Regional assessor for Industry and Labour of Tuscany
- In office 13 August 1985 – 26 May 1987

Regional assessor for Budget and Finance of Tuscany
- In office 18 December 1987 – 22 June 1993

Regional assessor for Healthcare of Tuscany
- In office 25 January 1994 – 24 April 1995

President of the Regional Council of Tuscany
- In office 26 May 1987 – 18 December 1987
- Preceded by: Giacomo Maccheroni
- Succeeded by: Enzo Pezzati

Member of the Regional Council of Tuscany
- In office 1985 – 24 April 1995

Personal details
- Born: 6 February 1942 (age 84) Rome, Kingdom of Italy
- Party: Italian Democratic Socialist Party

= Claudio Alvaro Carosi =

Italian politician

Claudio Alvaro Carosi (born 6 February 1942) is an Italian politician who served as a member of the Regional Council of Tuscany and as assessor in the Tuscan regional government.

==Life and career==
Born in Rome and resident in Florence, Carosi graduated in law and began working in 1966 as a senior manager at INAIL in Prato and Florence, also serving as a training course manager. He was active in trade union and politics as secretary of the Florence provincial federation of the Italian Democratic Socialist Party (PSDI) and later as regional deputy secretary of the party.

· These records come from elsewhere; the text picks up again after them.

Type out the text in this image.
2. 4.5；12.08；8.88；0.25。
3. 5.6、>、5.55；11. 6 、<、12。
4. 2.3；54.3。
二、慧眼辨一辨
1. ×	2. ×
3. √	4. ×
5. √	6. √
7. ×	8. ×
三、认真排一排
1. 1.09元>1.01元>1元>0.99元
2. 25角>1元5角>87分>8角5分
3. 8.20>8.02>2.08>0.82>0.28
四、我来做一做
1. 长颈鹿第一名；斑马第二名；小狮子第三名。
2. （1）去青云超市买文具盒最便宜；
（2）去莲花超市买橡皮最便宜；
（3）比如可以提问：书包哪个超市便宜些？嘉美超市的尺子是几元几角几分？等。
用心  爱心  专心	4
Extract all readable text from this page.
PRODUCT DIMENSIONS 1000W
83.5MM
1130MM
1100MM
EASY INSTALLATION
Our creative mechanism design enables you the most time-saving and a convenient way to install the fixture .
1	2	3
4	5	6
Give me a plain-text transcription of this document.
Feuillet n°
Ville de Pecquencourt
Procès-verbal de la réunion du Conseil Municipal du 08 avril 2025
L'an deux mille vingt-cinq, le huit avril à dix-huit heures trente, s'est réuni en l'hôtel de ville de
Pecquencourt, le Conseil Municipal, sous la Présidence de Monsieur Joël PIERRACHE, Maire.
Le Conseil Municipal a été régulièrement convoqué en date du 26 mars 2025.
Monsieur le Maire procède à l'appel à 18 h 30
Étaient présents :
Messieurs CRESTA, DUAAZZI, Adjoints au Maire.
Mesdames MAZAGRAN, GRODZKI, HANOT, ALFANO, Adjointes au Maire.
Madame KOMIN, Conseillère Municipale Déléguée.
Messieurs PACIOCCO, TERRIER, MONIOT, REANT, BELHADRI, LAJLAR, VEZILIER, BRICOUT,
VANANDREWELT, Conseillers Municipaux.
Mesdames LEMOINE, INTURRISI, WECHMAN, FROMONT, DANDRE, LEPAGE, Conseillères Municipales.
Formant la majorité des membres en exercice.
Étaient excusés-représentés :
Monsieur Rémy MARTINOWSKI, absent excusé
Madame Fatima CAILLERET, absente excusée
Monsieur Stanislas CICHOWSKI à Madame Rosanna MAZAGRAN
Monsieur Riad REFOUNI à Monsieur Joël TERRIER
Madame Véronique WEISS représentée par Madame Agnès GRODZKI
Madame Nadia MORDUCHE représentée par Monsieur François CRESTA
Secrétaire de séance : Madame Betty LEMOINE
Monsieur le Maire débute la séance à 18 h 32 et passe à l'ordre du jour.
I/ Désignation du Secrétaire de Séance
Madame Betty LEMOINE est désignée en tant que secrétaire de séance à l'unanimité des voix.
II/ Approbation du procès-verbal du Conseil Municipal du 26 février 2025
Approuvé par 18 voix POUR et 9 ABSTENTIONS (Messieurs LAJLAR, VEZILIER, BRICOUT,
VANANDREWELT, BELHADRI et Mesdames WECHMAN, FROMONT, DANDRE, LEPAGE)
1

Carosi was first elected to the Regional Council of Tuscany in the 1985 Tuscan regional election in the Florence constituency with 1,661 votes. During the legislature he was part of the regional government as assessor for Labour (1985–1987) and later for Budget (1987–1990). From May to December 1987 he served as president of the Regional Council, replacing Giacomo Maccheroni.

He was re-elected in the 1990 election with 3,035 votes and was re-confirmed as a regional assessor for Budget (1990–1993) and then for Healthcare (1994–1995).